Investment Incentives Under New Regulations Coming Into Effect From July 1st 2015


Unlike the 2005 Investment Law, the new Investment Law in 2014 includes clearer details about business sectors subject to investment incentives, such as: production of new materials, new energy, clean energy, renewable energy; productions of products with at least 30% value added; and energy-saving products; etc.

In agriculture, the sectors given incentives are: cultivation and processing of agriculture, forestry, and aquaculture products; afforestation and forest protection; salt production; fishing and ancillary fishing services; production of plant varieties, animal breads, and biotechnology products.
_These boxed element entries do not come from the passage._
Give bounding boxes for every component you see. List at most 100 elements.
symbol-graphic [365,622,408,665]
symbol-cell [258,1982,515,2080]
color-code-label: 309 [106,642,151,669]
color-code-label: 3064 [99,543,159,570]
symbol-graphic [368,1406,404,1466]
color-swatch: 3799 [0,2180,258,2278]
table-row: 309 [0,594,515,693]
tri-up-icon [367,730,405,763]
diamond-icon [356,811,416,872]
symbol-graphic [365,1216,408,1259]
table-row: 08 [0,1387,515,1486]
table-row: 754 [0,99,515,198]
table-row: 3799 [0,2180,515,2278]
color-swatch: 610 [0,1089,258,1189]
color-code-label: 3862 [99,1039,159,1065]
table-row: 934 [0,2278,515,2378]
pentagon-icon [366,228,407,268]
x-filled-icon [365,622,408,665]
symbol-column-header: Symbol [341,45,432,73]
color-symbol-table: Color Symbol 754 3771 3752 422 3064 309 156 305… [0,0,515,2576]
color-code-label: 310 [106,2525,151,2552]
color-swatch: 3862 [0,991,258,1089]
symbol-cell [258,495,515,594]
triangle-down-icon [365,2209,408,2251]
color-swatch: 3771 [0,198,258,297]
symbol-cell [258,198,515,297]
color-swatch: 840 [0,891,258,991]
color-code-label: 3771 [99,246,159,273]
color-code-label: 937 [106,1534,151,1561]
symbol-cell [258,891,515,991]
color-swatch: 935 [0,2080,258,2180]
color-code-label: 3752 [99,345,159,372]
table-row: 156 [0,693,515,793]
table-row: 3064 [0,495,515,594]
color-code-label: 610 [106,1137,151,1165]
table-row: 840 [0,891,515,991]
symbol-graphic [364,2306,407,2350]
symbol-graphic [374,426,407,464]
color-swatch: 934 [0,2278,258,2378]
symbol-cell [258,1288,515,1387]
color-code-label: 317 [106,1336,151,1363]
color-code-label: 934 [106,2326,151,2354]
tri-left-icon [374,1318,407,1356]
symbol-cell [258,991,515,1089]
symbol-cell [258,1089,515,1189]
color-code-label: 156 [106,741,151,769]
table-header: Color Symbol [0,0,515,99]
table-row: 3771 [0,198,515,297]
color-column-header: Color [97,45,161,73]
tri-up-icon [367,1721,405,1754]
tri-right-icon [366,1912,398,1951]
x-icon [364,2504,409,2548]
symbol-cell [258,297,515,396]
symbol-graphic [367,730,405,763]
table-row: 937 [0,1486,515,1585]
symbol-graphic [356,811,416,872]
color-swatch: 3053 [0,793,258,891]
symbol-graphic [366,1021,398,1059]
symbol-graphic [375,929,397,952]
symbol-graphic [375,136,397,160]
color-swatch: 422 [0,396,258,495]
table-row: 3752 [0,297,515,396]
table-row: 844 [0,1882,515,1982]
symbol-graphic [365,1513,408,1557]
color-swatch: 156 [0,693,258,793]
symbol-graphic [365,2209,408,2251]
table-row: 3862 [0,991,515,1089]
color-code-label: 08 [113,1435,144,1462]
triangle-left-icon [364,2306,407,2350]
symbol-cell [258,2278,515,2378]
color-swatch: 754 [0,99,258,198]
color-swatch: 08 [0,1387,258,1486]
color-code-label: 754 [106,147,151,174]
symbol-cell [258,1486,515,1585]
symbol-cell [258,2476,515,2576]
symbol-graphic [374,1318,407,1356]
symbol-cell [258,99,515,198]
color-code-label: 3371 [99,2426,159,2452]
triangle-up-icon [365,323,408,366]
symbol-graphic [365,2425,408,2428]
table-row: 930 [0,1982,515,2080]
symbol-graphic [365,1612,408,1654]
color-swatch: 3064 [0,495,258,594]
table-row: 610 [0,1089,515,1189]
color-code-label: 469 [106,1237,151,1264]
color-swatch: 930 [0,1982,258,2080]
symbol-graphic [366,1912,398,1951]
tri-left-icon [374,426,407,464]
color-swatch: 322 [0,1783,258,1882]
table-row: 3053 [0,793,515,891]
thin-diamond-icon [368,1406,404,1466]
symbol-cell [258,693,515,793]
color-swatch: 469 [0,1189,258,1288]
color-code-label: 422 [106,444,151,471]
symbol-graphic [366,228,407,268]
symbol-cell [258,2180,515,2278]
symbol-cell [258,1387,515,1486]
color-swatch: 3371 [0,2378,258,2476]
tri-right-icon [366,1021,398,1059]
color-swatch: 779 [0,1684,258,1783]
In addition, business lines in education and healthcare are specifically regulated in the new Investment Law. Accordingly, the field of education consists of the following sectors: preschool education, compulsory education, vocational education; and the sectors in healthcare are: medical examination and treatment; production of medicines, medicine ingredients, essential medicines, medicines for prevention and treatment of sexually transmitted diseases, vaccines, biologicals, herbal medicines, oriental medicines; scientific research on preparation technology and/or biotechnology serving creation of new medicines; investment in geriatric centers, mental health centers, treatment for agent orange patients; care centers for the elderly, the disabled, orphans, and street children.

Similarly, other sectors entitled to investment preferences such as information technology, sports, construction and development of infrastructural works, etc., also clearly prescribed in the new Investment Law.
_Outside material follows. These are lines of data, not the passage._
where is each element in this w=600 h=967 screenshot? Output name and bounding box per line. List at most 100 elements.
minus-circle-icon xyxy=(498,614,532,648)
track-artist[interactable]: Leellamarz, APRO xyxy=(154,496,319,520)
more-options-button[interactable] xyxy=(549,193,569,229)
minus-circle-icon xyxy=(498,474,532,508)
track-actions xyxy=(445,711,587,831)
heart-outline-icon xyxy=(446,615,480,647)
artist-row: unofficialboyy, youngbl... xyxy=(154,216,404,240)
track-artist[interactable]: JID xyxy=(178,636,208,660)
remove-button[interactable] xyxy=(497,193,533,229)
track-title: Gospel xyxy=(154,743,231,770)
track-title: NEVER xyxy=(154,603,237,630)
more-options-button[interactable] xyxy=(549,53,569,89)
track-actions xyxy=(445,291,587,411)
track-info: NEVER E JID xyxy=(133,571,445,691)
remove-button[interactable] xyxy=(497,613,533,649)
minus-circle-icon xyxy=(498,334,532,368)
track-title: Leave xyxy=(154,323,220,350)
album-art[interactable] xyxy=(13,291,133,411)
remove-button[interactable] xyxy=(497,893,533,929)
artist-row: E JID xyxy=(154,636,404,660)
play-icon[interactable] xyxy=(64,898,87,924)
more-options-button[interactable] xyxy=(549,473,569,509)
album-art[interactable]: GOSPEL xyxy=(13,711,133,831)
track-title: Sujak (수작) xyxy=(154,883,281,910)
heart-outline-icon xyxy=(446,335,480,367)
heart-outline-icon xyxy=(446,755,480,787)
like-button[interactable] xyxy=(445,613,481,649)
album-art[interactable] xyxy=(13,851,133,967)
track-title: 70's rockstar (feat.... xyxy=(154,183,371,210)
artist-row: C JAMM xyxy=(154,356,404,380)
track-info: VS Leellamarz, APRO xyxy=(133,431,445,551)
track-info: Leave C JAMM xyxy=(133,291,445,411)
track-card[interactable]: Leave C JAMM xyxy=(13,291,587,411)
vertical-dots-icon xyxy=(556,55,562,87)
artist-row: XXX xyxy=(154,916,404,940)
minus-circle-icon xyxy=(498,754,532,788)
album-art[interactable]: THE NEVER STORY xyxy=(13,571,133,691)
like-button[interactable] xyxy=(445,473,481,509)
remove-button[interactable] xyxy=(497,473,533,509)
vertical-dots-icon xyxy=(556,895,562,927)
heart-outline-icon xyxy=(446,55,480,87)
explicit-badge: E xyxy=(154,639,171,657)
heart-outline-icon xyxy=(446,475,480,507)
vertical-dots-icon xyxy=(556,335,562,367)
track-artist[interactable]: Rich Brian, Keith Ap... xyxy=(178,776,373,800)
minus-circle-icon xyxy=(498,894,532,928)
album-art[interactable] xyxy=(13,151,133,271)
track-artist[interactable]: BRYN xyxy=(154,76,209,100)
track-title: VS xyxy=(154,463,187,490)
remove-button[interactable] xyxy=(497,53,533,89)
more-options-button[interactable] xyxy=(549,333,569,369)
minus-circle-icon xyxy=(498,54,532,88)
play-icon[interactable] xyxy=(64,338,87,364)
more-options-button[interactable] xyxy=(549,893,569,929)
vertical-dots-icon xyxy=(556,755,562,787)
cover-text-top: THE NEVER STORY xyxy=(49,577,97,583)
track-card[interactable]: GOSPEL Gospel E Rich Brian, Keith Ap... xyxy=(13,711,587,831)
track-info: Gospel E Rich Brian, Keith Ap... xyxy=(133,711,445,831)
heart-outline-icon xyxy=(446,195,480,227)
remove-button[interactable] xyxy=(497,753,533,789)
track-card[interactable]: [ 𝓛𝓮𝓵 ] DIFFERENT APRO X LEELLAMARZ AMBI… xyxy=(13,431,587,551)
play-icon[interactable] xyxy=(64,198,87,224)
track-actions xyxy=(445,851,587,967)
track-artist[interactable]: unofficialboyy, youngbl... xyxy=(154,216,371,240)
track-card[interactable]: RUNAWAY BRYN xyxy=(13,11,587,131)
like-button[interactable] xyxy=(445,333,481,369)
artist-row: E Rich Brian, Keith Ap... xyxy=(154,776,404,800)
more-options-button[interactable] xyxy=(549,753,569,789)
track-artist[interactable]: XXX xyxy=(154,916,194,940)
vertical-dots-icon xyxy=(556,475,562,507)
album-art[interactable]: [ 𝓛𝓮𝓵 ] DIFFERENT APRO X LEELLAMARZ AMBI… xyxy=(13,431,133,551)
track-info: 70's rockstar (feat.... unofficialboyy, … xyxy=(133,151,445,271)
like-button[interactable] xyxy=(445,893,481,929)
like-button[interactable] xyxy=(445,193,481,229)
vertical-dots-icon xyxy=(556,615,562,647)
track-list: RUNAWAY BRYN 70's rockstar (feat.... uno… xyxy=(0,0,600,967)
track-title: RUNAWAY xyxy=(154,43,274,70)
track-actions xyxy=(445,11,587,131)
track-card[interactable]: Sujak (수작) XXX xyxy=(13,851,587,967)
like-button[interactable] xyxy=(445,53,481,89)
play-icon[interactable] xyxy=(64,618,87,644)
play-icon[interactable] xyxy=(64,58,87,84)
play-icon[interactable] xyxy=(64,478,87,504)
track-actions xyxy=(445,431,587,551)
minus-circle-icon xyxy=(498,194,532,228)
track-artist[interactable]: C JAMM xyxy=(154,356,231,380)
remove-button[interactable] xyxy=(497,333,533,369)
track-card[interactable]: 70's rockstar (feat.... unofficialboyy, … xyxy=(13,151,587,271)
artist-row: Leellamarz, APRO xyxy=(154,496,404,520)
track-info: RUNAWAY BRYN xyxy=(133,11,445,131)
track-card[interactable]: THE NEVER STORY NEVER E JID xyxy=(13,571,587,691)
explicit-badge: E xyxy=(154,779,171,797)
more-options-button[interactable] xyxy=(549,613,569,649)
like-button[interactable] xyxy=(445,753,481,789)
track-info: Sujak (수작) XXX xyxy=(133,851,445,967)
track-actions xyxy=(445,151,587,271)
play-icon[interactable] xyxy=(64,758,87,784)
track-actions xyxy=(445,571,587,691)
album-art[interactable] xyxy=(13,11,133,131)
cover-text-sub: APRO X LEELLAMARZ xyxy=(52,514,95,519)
Where their choice of invested areas does not fall into the abovementioned categories of business sectors, investors are still eligible to enjoy investment incentives in the following cases:

  • The investment project’s capital is 6000 billion Viet Nam Dong and more;
  • At least 6000 billion Viet Nam Dong of the investment project is disbursed within 3 years from the date of issuance of the Certificate of Investment Registration or decision on investment policies;
  • Investment projects conducted in rural areas that employ at least 500 workers;
  • Hi-tech enterprises, enterprises or organizations operating in science and technology.

However, PLF would like to point out the fact that not every investment project is entitled to receive incentives, which are only applied to new investment projects and expansion projects. It also means that although certain investment projects are implemented under the aforementioned business sectors or satisfy the conditions listed above, they shall not be permitted to enjoy investment preferences if established and brought into operation before the new regulations take effect. Only when the investors conduct new investment projects or expand the current ones and meet the conditions on incentives shall such incentives be applied.

Noticeably, projects investing in mineral exploitation, production and trading of goods and services subject to excise tax (except for motor vehicle production) shall not receive the investment incentives mentioned above.

Furthermore, the 2014 Investment Law also offers more forms of support than the 2005 Investment Law, specifically: support for the development of technical infrastructure and social infrastructure within and beyond the perimeter of projects of human resources development; credit support; and support for relocation of manufacturing facilities from urban areas; etc.